Revenue and Customs Commissioners v Livewire Telecom Ltd Revenue and Customs Commissioners v Olympia Technology Ltd [2009] EWHC 15 (Ch)

28 Jan 2009

Lewison J, judgment 16 January 2009

These were the first two appeals from a full Tribunal hearing to the High Court in what is known as missing trader intra-community fraud (or MTIC) fraud. The judgment helpfully sets out the ingredients of the three principal kinds of carousel-type fraud: (1) acquisition fraud; (2) “straight” MTIC fraud and (3) contra-trading. Both appeals involved whether the traders “ought to” have had knowledge of fraud for the purposes of denying input tax repayment under the ECJ’s test in Kittel, the Tribunal having found no actual knowledge.

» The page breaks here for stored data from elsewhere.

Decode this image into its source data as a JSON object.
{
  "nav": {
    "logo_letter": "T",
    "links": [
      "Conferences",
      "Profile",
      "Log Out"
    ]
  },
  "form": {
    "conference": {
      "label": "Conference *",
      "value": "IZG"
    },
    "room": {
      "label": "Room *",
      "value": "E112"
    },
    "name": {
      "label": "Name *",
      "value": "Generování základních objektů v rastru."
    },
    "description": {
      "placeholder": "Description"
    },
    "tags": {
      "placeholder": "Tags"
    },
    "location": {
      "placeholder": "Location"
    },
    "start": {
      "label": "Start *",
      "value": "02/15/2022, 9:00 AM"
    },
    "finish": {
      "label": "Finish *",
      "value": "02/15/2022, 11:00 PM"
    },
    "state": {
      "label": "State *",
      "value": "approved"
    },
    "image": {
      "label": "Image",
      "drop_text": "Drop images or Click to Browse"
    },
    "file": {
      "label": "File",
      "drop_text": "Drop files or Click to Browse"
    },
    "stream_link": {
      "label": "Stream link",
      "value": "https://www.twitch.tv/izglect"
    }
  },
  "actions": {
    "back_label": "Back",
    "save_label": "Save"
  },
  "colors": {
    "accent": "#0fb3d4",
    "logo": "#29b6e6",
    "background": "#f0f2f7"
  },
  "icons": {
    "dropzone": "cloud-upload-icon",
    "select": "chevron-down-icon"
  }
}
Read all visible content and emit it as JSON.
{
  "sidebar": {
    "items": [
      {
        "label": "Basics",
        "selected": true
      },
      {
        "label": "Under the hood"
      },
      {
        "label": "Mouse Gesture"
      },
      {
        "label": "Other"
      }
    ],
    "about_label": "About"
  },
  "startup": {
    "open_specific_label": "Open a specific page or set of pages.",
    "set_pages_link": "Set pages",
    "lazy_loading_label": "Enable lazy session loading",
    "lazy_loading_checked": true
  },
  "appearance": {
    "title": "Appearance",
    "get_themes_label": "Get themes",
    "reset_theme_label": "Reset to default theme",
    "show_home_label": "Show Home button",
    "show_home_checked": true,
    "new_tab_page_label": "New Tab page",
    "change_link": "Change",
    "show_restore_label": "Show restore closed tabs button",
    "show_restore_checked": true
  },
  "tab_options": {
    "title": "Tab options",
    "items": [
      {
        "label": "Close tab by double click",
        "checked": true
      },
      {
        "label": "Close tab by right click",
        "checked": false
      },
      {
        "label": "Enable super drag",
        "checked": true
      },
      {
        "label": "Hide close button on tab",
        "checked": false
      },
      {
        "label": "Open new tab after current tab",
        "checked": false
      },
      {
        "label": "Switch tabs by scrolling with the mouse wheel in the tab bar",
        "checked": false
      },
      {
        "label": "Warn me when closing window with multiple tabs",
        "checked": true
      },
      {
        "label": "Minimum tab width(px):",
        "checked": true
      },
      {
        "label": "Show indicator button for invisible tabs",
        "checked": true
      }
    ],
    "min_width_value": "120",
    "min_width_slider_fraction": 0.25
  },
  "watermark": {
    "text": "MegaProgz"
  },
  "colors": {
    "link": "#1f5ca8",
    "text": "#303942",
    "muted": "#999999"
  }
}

Livewire was principally concerned with the requisite ingredients for proving that the trader ought to have known about contra-trading (which was also a secondary issue in Olympia). The Tribunal had found that the Revenue had to show that the taxable person ought to have known of both the missing trader’s fraud and also the contra-trader’s involvement in that fraud. Olympia principally involved the question of whether the knowledge to be attributed to a trader company was that of the director, whom the Tribunal had found was “naïve,” or whether it was an objective test.

The court held:

Where it was ascertained, having regard to objective factors, that the supply was to a taxable person who knew or should have known that, by his purchase, he was participating in a transaction connected with fraudulent evasion of value added tax, it was for the national court to refuse that taxable person entitlement to the right to deduct. In both cases, the Tribunal had applied too high a test to contra-trading. In the case where the contra-trader had himself been a dishonest co-conspirator it was sufficient if the trader knew or ought to have known of the contra-trader’s dishonesty. In a case where the contra-trader had not been dishonest, it was sufficient if the taxable person knew or ought to have known of the missing trader’s default. However, on the facts as found, the Tribunal’s error of law did not affect the eventual result in relation to the contra-trades in either of these appeals. In relation to Olympia, the Tribunal was wrong to adopt a legal test for knowledge that required fewer precautions (or a lower level of understanding) than would have been required of a director of ordinary competence. Olympia was accordingly remitted for a rehearing.

Rupert Anderson QC and Philip Moser (instructed by Solicitors for Revenue and Customs and Howes Percival LLP) appeared for the Revenue.